Joel Amartey in action during the round 18 match between Sydney and Western Bulldogs at the SCG, July 13, 2023. Picture: AFL Photos

"I went to a couple of games growing up and watched the Doggies at the 'G but I didn't have too much of a sentimental background, but when you step in it even before a captain's run it's different to any other ground. The size and colosseum shape, you can feel the aura, that's for sure.”

And the belief is growing inside Amartey that he can take charge of a big game in footy's grandest arena.

"You've got to have that bit of swagger and confidence every time you step on the field. Sometimes it just comes down to kicking straight and taking your opportunities which might only happen once or twice a season in those big games.

"I'm pretty happy though if I'm just providing a physical presence and doing what the boys need me to do in that time, and then the reward for that inside the four walls comes graciously," he said.


"A good example of that is James Rowbottom, playing his 100th this week.
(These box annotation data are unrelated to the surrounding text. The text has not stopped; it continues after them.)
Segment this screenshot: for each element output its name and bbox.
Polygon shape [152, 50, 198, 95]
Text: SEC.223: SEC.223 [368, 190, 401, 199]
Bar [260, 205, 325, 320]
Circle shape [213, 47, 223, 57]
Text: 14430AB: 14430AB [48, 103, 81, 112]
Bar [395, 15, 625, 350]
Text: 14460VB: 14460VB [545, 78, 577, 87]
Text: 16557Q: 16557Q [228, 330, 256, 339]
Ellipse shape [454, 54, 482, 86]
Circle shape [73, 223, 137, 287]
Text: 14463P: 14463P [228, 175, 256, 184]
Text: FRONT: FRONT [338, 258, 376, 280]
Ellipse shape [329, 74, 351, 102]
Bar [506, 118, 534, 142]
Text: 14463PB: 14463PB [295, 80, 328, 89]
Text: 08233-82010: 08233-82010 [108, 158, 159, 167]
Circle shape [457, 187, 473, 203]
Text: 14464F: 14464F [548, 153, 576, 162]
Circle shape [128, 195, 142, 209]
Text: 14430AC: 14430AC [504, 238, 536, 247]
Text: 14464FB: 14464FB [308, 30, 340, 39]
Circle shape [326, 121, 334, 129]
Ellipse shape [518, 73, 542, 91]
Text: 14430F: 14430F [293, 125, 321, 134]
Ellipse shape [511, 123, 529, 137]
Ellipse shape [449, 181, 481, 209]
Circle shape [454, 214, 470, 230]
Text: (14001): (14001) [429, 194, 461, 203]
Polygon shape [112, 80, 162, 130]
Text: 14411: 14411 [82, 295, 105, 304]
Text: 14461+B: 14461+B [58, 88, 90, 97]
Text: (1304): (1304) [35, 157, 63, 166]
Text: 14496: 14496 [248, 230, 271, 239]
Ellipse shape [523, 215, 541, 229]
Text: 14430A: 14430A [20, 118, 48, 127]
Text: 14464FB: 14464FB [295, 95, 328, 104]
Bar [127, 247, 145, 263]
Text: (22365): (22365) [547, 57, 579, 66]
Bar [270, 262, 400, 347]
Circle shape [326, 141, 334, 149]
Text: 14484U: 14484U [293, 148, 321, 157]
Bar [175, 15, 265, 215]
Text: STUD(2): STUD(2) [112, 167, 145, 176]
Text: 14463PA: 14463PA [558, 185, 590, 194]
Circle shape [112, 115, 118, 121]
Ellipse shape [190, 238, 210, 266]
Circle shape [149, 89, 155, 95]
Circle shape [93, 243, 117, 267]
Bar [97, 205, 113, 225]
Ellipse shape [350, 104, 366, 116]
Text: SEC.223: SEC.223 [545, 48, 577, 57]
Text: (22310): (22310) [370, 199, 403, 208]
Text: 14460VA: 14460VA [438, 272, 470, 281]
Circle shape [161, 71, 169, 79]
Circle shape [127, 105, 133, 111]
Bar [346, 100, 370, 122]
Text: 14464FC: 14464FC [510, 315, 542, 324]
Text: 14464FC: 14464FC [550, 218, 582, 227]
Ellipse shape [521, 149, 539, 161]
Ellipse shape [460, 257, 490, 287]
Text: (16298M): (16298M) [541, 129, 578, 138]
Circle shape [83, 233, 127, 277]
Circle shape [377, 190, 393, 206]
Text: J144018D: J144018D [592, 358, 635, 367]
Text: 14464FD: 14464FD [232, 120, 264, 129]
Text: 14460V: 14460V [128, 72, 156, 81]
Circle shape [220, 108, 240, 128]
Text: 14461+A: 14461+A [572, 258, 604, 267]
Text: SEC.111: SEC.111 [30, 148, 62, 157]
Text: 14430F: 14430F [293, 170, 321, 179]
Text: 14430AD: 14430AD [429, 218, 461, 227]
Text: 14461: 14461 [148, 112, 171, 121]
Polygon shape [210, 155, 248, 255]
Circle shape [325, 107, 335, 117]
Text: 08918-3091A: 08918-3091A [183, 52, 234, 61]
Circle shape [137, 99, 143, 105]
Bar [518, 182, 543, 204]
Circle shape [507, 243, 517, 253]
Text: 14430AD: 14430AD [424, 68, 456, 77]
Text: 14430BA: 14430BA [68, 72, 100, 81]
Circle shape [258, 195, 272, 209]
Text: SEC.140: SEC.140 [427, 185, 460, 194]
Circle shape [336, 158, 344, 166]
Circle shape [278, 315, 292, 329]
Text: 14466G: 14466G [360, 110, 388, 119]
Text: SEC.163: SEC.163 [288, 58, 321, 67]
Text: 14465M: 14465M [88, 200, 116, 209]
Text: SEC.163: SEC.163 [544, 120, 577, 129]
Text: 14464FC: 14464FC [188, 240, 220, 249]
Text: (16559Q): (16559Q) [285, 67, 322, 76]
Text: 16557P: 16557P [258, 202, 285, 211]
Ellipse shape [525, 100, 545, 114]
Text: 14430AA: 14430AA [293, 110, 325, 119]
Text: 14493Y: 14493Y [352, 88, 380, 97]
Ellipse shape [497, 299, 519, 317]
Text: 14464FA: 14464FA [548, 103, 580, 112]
He's starting to get that outside recognition, but inside the four walls there's no player who is trusted more than himself."

Along with Rowbottom's milestone, Amartey will also be celebrating his school teammate at Mentone Grammar and former roommate in Sydney in Oli Florent's 100th consecutive game today.

Amartey may still be a fair way off bringing up three figures himself and present a languid disposition at times to those on the outside, but is not afraid to voice his thoughts in the Swans' inner sanctum.

"You want to earn your stripes before you say too much, but the group we've got, we're all from interstate besides four or five of us, so you become best friends pretty quick, so it's easy to say what you want and think without being judged negatively," he said.

Joel Amartey celebrates with fans after the round one match between Collingwood and Sydney at the MCG, March 15, 2024. Picture: AFL Photos

"The whole squad is really comfortable with everyone's voice. There's no hierarchy system or anything like that. Everyone sees the game differently of course, but everyone's heard and everyone feels pretty comfortable saying what they think."

The voice of coach John Longmire clearly reigns above all others at the club though, and his call for Amartey is simply to maintain the consistency he's shown across the last four weeks.

"He's big and strong and hits the contest hard and that's what we need from him, the other stuff is the bonus," Longmire said.

"He's got pretty good footwork for a big fella and he's got great speed. We need to make sure our players are consistent in their approach and Joel's no different."